This is where many beginners (and show-offs) make a huge mistake of messing with the damper settings. A higher damper setting of 10 does not equate to more resistance. It will simply prevent you from getting a good cardio workout because you will get tired right away. That alone defeats the entire purpose of buying a rowing machine, doesn’t it?
Most experts recommend that you set the damper settings somewhere between 3 and 5 and adjust the resistance level with your own power. As you get stronger, you can then think of tweaking the damper settings, but most people actually find they don’t even have to do that to get a great workout.
Ready to buy your indoor rower? Click here to visit Amazon and check out great prices and discounts on the Concept2 Model E.
How Noisy is the Concept2 Model E?
For the most part, noise is relative. What may sound irritatingly noisy to you may be music to our ears. That said, the sound that the Model E makes while you’re rowing may be unpleasant to some but acceptable to others.
Let’s say, for instance, that you’ve rowed on the WaterRower. The WaterRower is a wooden rowing machine that uses water for resistance. It is practically noiseless except for the meditative sound of water sloshing around inside the tank as you row.
If you’ve fallen in love with the sound of the WaterRower—because many people have—it may suddenly feel like the sound of air whirring through the Model E’s flywheel is fingers scratching on a blackboard.
However, if you haven’t rowed on the WaterRower, you might not be bothered at all by the sound of a Concept2. We personally think the sound of the Model E is not loud enough to be a deal-breaker for most people.

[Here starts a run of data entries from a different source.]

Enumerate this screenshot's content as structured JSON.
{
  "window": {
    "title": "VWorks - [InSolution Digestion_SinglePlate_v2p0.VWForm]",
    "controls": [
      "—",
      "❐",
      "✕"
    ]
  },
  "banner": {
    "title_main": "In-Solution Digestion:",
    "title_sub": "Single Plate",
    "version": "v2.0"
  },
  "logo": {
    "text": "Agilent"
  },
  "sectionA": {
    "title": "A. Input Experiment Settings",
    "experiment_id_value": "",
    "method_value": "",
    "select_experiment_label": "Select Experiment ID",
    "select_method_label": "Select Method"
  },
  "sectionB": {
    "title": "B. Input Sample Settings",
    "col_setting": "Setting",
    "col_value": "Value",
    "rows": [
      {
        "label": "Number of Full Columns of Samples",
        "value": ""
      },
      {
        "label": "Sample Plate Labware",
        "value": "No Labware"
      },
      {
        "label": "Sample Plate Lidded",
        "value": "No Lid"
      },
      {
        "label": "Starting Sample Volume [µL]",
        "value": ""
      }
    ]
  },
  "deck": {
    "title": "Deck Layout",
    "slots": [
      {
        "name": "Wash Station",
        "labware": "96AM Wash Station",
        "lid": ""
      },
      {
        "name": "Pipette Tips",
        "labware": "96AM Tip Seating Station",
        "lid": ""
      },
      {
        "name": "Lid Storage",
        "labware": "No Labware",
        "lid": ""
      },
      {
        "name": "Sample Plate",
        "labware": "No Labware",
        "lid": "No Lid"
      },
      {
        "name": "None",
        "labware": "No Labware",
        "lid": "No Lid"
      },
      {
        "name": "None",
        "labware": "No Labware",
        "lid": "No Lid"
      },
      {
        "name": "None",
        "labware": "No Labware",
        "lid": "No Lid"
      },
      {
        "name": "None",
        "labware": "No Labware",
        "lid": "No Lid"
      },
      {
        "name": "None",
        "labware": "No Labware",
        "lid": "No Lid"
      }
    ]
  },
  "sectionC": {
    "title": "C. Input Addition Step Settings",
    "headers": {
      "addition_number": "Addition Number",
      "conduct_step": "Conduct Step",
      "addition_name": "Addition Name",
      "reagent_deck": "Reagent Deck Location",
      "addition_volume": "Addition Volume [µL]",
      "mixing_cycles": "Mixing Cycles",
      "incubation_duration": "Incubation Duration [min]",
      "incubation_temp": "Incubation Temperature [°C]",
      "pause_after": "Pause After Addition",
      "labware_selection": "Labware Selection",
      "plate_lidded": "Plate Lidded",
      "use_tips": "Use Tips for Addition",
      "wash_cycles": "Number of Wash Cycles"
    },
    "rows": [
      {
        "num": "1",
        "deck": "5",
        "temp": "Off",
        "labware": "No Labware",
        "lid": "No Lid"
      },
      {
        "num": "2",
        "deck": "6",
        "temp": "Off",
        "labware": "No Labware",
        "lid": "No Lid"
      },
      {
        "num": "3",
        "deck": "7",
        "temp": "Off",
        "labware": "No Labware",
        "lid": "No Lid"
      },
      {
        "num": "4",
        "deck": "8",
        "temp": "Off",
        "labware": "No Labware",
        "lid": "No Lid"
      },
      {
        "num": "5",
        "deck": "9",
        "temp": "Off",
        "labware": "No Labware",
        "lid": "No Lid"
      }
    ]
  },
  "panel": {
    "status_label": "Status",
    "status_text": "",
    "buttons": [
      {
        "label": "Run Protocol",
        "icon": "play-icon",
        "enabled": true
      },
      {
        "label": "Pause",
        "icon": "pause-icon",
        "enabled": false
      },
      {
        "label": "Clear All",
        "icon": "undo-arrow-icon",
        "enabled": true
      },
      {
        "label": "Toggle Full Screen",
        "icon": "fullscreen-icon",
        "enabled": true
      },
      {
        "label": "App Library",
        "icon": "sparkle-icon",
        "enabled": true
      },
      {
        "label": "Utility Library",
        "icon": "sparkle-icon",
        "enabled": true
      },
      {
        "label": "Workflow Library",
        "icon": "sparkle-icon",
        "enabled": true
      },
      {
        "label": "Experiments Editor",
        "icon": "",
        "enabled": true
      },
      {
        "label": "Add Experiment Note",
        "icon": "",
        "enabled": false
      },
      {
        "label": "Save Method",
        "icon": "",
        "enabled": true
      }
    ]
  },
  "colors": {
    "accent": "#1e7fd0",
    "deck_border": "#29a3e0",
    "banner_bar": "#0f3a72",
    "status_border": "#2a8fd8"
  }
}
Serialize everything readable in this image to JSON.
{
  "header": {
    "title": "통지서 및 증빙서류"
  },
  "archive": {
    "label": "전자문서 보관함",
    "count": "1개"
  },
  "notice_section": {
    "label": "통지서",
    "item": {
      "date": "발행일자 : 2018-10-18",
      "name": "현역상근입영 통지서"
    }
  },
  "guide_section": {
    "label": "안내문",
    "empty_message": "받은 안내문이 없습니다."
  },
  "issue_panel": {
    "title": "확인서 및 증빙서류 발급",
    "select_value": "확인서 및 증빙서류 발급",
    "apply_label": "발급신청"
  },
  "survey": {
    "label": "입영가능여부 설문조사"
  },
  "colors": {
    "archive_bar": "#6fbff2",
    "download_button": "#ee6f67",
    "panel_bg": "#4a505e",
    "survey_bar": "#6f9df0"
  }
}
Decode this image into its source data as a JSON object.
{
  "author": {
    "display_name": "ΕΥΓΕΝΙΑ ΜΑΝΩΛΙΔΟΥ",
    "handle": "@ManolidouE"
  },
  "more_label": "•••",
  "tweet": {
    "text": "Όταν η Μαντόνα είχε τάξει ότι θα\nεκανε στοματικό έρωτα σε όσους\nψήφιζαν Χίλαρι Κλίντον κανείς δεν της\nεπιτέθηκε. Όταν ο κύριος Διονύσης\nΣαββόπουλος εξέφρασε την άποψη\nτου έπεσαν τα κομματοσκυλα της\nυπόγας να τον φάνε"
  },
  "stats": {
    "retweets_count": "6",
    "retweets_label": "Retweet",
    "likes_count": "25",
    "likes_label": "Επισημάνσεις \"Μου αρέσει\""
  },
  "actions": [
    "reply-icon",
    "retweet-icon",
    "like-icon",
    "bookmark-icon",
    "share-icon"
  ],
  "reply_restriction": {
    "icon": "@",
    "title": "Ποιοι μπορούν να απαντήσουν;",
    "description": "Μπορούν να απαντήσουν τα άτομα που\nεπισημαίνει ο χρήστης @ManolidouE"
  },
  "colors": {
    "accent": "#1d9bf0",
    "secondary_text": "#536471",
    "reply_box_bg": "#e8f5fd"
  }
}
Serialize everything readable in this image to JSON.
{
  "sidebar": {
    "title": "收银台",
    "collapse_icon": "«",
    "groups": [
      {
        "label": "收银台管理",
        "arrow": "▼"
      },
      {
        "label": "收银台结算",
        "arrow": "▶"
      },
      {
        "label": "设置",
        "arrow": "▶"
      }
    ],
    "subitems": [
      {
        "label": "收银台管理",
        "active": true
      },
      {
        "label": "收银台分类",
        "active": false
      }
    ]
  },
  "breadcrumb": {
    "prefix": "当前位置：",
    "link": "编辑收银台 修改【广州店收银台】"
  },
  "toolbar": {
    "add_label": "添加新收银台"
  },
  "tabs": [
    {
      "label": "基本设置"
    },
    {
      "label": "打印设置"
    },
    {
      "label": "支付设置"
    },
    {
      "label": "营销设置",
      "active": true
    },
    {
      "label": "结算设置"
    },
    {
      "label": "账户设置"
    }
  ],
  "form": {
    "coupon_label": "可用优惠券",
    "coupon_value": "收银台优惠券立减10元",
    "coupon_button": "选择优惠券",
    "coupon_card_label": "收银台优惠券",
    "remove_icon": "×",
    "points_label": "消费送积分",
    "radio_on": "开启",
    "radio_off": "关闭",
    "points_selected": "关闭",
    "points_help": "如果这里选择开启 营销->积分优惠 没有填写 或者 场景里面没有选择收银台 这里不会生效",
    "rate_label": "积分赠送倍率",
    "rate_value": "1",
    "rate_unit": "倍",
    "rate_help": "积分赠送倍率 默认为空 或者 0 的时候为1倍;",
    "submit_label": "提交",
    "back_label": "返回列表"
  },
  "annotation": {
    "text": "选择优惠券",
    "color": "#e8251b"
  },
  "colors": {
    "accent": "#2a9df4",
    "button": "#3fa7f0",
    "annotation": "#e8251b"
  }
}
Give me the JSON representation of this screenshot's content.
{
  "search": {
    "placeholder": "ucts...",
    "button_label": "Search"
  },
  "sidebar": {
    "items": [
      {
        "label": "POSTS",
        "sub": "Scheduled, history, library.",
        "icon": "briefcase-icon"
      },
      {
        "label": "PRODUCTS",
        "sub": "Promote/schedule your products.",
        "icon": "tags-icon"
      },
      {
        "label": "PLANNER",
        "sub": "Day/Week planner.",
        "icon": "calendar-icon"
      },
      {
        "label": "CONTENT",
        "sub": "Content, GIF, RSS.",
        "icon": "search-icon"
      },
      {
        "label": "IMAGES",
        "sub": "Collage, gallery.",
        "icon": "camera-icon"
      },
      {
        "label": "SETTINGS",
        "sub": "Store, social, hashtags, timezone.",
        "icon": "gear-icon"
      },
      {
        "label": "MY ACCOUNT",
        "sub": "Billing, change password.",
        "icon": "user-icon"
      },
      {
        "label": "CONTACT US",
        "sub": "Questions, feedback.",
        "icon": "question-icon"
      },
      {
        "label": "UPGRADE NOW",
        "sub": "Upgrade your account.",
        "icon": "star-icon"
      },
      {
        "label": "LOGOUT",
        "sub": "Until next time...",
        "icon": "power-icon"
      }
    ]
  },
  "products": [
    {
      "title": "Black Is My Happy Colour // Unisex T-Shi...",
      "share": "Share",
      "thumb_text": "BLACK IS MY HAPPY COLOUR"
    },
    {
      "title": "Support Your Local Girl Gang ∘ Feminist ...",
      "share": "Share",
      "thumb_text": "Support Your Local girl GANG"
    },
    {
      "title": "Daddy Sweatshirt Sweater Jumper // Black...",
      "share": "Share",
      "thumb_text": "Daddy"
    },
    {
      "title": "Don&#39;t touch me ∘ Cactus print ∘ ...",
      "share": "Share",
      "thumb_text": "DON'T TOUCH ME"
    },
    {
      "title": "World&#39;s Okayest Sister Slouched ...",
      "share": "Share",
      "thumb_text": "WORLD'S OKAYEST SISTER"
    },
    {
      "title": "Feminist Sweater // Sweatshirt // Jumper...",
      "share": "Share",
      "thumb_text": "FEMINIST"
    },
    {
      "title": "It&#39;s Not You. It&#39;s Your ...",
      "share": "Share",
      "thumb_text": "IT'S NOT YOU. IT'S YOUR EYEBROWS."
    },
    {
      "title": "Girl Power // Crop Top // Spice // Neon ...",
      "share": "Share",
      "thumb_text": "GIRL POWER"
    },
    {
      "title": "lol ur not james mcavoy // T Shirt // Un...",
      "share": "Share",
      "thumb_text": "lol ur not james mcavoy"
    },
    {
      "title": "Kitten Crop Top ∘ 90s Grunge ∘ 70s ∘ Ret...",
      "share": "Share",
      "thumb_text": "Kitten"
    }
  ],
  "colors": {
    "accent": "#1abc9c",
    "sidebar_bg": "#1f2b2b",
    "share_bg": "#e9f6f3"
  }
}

It’s not too loud and you can still watch TV, listen to music on your iPhone or have a conversation with someone else in the room, though for some people, you might have to turn up the volume a bit if you want to hear the sound of the TV or your iPhone above the sound of the rowing machine. If you’ve heard a dishwasher at work, that’s about how loud the Concept2 can get.
Image Credit: Concept2
If you’re really bothered by the sound, one thing you can do is to muffle it using a floor mat. Concept2 sells its own PVC floor mat for its rowers, but you can purchase other models you like. We recommend the Supermats PVC Mat, available on Amazon right here. Carpet also works well, plus the Model E actually stays stable even on carpeted floor.
In many cases, noise isn’t going to be much of a problem. However, if you live in an apartment complex where your neighbor can hear everything you’re doing, or if you live with someone who can’t be bothered by the least bit of noise, you might have to forgo this rowing machine.
We wouldn’t make all the decision based on the noise level, though. In fact, the sound of the Model E can actually provide feedback on your workout. One of the weaknesses of a self-paced exercise machine is that there’s no direct way for you to find out if you’re actually working harder or if you just think you are. There’s a way to work around that, though, by using the noise level as a feedback mechanism.
Here’s an example. If you want to increase resistance and row harder, listen out for the sound of air whooshing through the flywheel become louder. If it becomes softer, you’ll know you’re rowing slower and with less resistance.
Also, the sound of the chain moving in and out of the chain housing can remind you to keep your proper form. If you’re rowing the right way, you’ll hear the sound of the chain moving first before you move your legs. That’s because you have to straighten your arms first before you go back to the catch. Otherwise, you’re doing your workout wrong and you’re not getting the most out of it.
How Comfortable is the Concept2 Model E?
The best exercise machines are designed for comfort. We're not talking about the kind of comfort that involves lazing around on a sofa and pigging out on chips and donuts. We're talking about the kind of comfort that pushes you to maintain proper form without feeling pain anywhere in your body.
It might not seem obvious at first, but seemingly small aspects of the Model E’s design has a large impact on how you exercise. It’s these things that determine whether you end up fit as a fiddle or injured like an amateur who doesn’t know what they’re doing.
Let’s talk about the seat first, since this seems to be the one of the biggest concerns for most people. The seat is positioned 20 inches from the floor. That’s half a foot higher than the Model D and is about as high as a regular chair.
If you have mobility issues, such as a lingering knee problem or a height above average, this makes it easier to get on the rower since you don’t have to bend so low as with the Model D. This also makes the Model E a great exercise machine for people on wheelchairs.
However, one thing that a few people keep pointing out is that the seat doesn’t offer enough protection. If the seat is too hard for you, you can use a gel pad or even a makeshift cushion made of a hand towel for more padding.
If you really want a seat upgrade, Concept2 actually offers a tractor seat that provides more protection for a bony bottom. The company doesn’t really promote this because the seat’s sloping low back might prevent you from getting a full range of motion at the end of the drive, although most people who maintain their form will likely not have that problem.
The tractor seat is a bit larger than the regular seat. More importantly, it offers way more protection than the latter. To install it, you only need to unscrew the original seat from under the rails and fasten the new tractor seat in place.
That’s one option. The other option is to grin and bear as you wait for your glute muscles to toughen up enough over time. It’s not the most attractive of choices, but it’ll show you if your rowing has paid off, at least for your glutes.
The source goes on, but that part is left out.